Op 1 januari 2015 is de nieuwe Arbitragewet in werking getreden. Vóór de inwerkingtreding van deze wet gold als vereiste dat het -door alle arbiters ondertekende- arbitraal vonnis werd gedeponeerd bij de griffie van de rechtbank. Nu is dit niet langer meer vereist.

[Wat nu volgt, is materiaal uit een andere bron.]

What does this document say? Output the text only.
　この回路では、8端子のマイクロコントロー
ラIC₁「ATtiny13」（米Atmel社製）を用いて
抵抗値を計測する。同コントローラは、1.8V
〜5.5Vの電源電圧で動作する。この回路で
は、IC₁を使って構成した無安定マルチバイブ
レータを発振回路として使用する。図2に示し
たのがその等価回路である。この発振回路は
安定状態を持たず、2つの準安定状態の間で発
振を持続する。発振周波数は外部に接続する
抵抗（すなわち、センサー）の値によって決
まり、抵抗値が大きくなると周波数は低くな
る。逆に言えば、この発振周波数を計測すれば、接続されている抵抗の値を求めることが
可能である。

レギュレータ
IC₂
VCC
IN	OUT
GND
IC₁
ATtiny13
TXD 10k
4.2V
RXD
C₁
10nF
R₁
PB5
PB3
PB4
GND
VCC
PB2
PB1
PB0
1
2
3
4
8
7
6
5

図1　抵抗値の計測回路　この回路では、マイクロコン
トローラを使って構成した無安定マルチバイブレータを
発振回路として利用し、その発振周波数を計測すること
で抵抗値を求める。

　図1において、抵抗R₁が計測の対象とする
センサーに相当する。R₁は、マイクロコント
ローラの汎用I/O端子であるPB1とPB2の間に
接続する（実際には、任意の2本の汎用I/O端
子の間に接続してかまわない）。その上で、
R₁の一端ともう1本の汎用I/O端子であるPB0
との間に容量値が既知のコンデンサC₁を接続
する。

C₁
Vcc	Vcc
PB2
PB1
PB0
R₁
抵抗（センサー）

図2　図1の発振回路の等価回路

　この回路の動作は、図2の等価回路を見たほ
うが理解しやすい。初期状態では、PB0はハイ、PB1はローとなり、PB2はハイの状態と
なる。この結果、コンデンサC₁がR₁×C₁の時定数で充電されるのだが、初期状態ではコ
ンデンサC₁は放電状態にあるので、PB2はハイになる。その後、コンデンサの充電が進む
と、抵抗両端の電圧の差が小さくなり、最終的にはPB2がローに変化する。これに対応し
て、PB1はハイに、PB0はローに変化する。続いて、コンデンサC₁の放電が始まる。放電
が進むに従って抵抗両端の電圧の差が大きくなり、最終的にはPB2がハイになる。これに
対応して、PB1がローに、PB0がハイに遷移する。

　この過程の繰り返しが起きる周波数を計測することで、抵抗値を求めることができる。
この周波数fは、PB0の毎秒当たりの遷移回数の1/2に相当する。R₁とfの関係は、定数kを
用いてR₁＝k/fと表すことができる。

Ter illustratie bespreekt onze advocaat verbintenissenrecht een recente uitspraak van het hof waarbij niet-naleving van dit vormvereiste door een arbiter desastreuze gevolgen bleek te hebben en legt uit onder welke omstandigheden een arbiter persoonlijk aansprakelijk kan worden gehouden.

Buitengerechtelijke vernietiging en arbitrage

De feiten: Qknow, benadeelde in de procedure, verkocht omstreeks 2000 aan A en B een pakket aandelen ter waarde van ƒ 30.000.000,-. Een deel van deze koopprijs werd betaald, maar A en B vernietigden daarna de overeenkomst buitengerechtelijk op grond van bedrog althans dwaling. Daarna startten zij een arbitrageprocedure, waarin op 13 februari 2004 uitspraak werd gedaan. De voorzitter en de secretaris hadden dit vonnis ondertekend, maar de griffier bij de arbitrage niet, terwijl vereist was dat alle arbiters hun handtekening onder het arbitraal vonnis zouden zetten.  Daarna werd het arbitraal vonnis gedeponeerd bij de rechtbank en werd exequatur verleend op het vonnis zodat het ten uitvoer kon worden gelegd.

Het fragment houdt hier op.